Bora Yongacoglu
I’m an applied mathematician and machine learning researcher affiliated with Université de Montréal and Mila, the Quebec Artificial Intelligence Institute.
My research interests centre on multi-agent systems and game theory, recently with a focus on learning to cooperate in social dilemmas. These problems are interesting to me as they require agents to learn to cooperate with other players that act in good faith, but agents must also learn to resist exploitation by players who attempt to deceive and manipulate them. Naturally, understanding how agents can and should learn such policies will have important implications for designing robust, safe multi-agent AI systems.
Before moving to Mila, I was a postdoctoral fellow with the Department of Electrical and Computer Engineering at the University of Toronto. Prior to that, I received my PhD in Mathematics from Queen’s University.
Research Interests:
- learning in games
- multi-agent reinforcement learning
- mean-field games
For a complete list of papers and preprints, please check out my publications page.
Contact:
If you’re interested in collaborating or if you have any questions/comments you’d like to share, you can reach me by email at bora.yongacoglu (at) mila.quebec
News:
- (May 2025) I’ve moved to Montreal!
- (February 2025) Our paper “Unsynchronized Decentralized Q-Learning: Two Timescale Analysis By Persistence” has been accepted for publication in SIAM Journal on Control and Optimization! Stay tuned for updates!

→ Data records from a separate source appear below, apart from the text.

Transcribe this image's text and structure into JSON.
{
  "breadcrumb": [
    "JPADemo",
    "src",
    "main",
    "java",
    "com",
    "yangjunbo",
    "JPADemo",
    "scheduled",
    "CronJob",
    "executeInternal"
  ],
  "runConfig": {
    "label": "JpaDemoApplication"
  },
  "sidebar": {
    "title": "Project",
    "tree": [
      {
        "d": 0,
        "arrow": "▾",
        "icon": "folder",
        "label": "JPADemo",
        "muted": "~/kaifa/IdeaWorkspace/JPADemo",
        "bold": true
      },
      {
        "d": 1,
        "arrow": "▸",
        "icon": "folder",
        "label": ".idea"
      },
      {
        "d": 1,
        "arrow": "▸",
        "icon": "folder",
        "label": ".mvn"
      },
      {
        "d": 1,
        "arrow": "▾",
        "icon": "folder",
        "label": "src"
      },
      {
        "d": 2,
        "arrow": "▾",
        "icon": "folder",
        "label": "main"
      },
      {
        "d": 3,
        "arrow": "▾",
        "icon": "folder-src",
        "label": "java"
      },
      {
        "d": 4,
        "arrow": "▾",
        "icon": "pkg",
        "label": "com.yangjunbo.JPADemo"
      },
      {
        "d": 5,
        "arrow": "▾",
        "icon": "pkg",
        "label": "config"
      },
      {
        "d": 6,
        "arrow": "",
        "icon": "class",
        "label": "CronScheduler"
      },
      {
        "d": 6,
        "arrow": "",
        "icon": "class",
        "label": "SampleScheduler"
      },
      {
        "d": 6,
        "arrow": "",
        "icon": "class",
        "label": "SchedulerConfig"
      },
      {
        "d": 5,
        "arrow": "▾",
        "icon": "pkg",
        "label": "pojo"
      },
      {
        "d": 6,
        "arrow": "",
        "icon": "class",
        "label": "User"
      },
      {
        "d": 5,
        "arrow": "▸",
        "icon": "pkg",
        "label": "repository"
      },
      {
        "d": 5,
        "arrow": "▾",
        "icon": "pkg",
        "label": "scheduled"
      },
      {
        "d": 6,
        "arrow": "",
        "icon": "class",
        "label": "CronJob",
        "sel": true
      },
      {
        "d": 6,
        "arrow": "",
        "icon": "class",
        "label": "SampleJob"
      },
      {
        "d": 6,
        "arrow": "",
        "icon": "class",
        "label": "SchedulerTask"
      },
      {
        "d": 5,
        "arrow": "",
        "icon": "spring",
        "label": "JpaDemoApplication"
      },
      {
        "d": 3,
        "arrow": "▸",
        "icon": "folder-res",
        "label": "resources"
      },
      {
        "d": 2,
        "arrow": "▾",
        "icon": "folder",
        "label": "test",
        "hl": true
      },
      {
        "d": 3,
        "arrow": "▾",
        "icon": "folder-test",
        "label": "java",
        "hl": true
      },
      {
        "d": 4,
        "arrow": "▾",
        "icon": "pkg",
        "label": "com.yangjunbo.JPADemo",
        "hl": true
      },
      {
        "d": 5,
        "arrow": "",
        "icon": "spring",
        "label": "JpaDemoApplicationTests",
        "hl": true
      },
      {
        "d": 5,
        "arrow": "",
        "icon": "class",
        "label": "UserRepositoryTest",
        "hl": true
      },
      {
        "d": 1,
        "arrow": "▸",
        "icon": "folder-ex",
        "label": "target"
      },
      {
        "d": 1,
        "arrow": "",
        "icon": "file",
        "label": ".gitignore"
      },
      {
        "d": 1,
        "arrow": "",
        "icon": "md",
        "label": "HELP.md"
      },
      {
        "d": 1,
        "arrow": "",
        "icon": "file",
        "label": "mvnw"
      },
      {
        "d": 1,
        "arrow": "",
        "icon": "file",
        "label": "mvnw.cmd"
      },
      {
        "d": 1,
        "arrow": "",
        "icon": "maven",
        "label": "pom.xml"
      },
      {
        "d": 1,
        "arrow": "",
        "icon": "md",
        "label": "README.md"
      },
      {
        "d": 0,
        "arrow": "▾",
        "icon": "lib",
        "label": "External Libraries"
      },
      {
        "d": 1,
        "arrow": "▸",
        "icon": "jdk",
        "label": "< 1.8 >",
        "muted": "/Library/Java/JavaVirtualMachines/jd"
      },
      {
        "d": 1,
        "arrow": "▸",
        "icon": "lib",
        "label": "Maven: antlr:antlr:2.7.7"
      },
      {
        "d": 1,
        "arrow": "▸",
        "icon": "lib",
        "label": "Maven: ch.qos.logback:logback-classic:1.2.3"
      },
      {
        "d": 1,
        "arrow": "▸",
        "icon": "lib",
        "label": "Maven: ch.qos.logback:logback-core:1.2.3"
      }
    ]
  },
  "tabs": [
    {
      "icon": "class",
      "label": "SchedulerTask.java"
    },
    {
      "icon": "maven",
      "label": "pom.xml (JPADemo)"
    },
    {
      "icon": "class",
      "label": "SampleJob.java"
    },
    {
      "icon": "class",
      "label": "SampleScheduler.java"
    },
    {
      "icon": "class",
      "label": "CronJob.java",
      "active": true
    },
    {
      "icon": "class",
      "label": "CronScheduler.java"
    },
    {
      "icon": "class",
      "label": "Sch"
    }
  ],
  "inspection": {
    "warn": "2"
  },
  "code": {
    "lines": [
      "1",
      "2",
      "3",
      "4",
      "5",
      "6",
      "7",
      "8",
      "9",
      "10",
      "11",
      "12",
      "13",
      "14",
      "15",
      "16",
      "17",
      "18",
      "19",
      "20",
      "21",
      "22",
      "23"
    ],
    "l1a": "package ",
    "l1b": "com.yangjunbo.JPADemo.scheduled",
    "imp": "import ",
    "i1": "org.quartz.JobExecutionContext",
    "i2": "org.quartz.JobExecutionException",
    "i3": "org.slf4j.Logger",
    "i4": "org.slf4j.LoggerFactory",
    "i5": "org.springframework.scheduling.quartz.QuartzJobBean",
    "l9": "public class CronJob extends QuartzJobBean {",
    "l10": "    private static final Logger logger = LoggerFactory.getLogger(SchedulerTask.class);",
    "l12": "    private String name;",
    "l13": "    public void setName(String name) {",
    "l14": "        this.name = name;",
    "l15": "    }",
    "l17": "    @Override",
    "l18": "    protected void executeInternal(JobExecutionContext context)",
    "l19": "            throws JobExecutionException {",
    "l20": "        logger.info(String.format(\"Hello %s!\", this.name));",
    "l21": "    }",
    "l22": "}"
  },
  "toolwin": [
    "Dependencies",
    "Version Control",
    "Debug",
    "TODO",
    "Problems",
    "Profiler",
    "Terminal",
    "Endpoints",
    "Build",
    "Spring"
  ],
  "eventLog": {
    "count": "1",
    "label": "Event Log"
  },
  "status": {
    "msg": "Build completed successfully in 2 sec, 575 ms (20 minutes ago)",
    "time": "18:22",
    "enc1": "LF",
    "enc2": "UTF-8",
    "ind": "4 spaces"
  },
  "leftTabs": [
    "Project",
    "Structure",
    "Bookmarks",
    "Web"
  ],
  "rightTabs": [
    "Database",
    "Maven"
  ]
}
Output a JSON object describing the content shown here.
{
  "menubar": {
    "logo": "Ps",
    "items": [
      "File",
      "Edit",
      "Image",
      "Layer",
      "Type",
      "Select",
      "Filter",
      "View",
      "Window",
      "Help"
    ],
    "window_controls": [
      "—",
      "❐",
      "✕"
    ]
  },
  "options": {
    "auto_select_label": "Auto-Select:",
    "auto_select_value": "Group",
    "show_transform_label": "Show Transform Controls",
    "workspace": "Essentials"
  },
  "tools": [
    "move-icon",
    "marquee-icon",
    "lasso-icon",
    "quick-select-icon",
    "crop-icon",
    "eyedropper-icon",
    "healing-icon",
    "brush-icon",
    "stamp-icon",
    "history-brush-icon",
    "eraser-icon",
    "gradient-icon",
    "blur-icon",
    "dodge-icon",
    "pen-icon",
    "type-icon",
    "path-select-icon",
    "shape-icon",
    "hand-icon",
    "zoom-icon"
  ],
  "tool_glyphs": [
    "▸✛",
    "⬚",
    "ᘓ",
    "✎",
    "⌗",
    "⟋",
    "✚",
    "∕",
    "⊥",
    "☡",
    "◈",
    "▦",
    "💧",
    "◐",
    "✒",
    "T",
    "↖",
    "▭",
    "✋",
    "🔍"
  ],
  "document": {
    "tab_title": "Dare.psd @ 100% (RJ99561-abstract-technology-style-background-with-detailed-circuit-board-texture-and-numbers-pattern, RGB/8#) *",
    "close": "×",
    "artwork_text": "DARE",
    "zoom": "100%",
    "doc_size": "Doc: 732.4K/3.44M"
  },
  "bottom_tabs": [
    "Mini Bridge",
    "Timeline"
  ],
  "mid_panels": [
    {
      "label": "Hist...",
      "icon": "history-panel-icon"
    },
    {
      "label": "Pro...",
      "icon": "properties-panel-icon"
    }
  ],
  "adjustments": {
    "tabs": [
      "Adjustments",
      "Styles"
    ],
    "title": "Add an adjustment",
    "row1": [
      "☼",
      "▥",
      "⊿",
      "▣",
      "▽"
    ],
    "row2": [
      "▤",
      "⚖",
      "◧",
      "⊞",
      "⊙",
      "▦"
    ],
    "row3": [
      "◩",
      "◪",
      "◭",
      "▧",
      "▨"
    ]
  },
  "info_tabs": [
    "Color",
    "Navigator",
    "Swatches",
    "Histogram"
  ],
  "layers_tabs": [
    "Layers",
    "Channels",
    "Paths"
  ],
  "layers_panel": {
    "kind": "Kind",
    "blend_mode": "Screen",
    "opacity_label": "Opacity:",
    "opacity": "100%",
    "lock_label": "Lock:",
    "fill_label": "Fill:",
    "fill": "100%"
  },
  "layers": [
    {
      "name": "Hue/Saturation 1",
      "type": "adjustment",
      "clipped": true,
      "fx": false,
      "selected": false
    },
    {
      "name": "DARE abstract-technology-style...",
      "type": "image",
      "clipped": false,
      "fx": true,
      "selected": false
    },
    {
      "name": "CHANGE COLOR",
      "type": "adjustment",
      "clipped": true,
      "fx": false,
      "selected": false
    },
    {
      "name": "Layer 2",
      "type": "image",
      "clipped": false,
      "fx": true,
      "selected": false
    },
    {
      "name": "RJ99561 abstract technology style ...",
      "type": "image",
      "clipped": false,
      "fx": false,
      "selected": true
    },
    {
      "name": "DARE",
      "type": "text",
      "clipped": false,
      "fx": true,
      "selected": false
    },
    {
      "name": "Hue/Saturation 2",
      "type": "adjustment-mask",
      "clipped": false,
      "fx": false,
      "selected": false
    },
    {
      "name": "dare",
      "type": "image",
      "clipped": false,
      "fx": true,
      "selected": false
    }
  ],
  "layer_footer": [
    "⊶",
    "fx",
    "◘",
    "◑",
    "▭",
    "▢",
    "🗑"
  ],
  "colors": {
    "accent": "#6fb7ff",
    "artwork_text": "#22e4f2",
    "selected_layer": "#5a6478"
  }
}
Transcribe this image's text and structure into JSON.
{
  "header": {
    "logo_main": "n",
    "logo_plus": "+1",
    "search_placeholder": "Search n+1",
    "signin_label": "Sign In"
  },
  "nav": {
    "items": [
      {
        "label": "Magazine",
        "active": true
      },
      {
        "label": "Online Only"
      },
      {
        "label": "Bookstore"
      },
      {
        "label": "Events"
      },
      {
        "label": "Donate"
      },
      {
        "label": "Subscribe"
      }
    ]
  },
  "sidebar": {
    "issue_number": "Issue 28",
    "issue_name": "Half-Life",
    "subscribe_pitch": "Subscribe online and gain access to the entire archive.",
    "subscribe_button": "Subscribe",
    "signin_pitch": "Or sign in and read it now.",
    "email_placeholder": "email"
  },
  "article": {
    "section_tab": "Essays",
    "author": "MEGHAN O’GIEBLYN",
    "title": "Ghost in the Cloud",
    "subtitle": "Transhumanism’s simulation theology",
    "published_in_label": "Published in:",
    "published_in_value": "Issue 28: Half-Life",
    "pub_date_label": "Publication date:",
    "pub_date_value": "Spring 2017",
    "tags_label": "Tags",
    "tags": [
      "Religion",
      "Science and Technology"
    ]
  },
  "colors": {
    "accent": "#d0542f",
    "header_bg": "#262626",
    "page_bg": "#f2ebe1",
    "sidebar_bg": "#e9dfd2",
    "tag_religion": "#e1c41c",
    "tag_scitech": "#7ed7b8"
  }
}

- (October 2024) Our paper “Mean-Field Games With Finitely Many Players: Independent Learning and Subjectivity” was accepted for publication in the Journal of Machine Learning Research!
- (September 2024) Our paper on mathematical structure relevant to learning in multi-agent systems, “Paths to Equilibrium in Games”, was accepted to NeurIPS 2024. See you in Vancouver!
- (July 2024) Our paper “Generalizing Better Response Paths and Weakly Acyclic Games” was accepted for publication at this year’s Conference on Decision and Control in Milan, Italy!
- (April 2024) I delivered a talk in the Machine Learning and Mean Field Games seminar series. A recording is available on YouTube.
- (March 2024) My co-authors and I have written two new papers on game theory, and their pre-prints are now available on arXiv: link to paper 1; link to paper 2. These papers explore how the idea of “satisficing” appears in multi-agent reinforcement learning.
- (December 2023) I travelled to Singapore to present work on asynchronous decentralized Q-learning at the 2023 Conference on Decision and Control.
- (December 2023) I presented some results on $n$-player mean-field games at the Canadian Mathematics Society Winter Meeting in Montreal.
- Our paper “Independent Learning and Subjectivity in Mean-Field Games” has been awarded an Outstanding Student Paper Prize by the 2023 Networks and Communication Systems Technical Committee!
- (May 2023) I gave a talk on learning in stochastic and mean-field games at 9th Meeting on System and Control Theory in Waterloo.
- Our paper on the structure and algorithmic consequences of $\epsilon$-satisficing paths in stochastic games was accepted for publication to SIAM Journal on Mathematics of Data Science.
- (February 2023) I delivered a talk in the GERAD seminar at Polytechnique Montreal about some work on learning dynamics in games.